Cindy Kirk January 30, 2013 at 12:32 AM
Little Silver is rapidly becoming a town that is making it impossible for it's residents to afford to live here with the enormous property taxes. This was once a town that was very desirable for many new families but now it is becoming known for its high taxes. Last night's meeting was a sad reality for many LS property owners who can no longer afford to pay their property tax and now cannot even sell their homes due to the increasing taxes! What a dire situation for this entire town. No matter where your home is in Little Silver, everyone will eventually suffer.

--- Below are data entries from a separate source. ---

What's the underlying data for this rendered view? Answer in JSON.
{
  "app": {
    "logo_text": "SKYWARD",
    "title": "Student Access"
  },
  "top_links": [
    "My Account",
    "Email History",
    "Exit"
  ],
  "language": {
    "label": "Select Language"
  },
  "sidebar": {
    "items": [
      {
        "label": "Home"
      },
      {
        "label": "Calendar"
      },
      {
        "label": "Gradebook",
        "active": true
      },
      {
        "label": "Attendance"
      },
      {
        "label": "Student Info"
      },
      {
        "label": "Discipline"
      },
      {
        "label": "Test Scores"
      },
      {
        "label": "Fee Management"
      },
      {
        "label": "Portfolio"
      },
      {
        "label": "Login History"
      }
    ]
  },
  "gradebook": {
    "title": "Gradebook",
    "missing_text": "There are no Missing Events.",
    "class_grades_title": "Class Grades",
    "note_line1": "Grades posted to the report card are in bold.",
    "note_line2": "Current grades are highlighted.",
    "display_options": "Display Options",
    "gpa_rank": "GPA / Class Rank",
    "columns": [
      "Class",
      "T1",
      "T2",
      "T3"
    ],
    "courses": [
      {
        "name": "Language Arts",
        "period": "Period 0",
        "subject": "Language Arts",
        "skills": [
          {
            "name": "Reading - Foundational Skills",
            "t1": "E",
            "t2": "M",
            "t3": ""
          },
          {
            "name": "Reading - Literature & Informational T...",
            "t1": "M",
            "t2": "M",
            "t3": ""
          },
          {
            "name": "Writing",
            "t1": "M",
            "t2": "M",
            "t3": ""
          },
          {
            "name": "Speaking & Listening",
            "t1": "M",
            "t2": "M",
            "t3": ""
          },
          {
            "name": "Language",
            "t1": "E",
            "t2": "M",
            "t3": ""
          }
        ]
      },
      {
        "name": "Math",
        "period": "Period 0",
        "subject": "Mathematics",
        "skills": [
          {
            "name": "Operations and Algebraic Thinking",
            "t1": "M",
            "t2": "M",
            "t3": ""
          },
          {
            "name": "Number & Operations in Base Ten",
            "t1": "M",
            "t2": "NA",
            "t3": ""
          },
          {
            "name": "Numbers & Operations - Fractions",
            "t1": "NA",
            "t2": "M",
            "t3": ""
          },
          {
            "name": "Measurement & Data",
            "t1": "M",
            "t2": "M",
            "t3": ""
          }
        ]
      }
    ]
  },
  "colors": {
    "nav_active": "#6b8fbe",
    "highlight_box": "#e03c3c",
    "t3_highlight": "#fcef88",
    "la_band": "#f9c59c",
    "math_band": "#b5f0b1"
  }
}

Michael January 30, 2013 at 08:14 PM
Several thoughts: 1) Do the assessments adjust for the impact of the Biggert-Waters Flood Insurance Reform Act of 2012 (BWFIRA) passed prior to finalizing? Subsidies for NFIP are going away and rates will be based on actuarial risk. The "comparables" used sold before this BWFIRA passed and do not reflect its impact. Homeowners may now be paying “$31,000” (or more) unless the owner mitigates risk by raising their homes – a quote straight from Christie earlier this week on adopting the ABFE. How will increased flood insurance rates and now taxes affect the ability to: 1) afford that home, 2) to sell that same home, and therefore, 3) the true market value of that home adjusting for Sandy and the BWFIRA? 2) The change in assessments do not change the town budget. The assessments distribute that budget on the assumption if your property is worth more you can afford more. Affordability is not based on a house value – it is based on your salary/income which is not determined by the house you bought – potentially years ago. How is this far? Seems like we are taking people hard hit by Sandy and kicking them while they are down – twice! Where does common sense come into play over politics?
Michael January 31, 2013 at 01:58 PM
BTW - the impact to little silver is not just on waterfront homes. My understanding is about 20% of the homes were affected by Sandy many not on the water. The increase on NFIP rates and the impact on resale touch all of those. This is a town wide issue.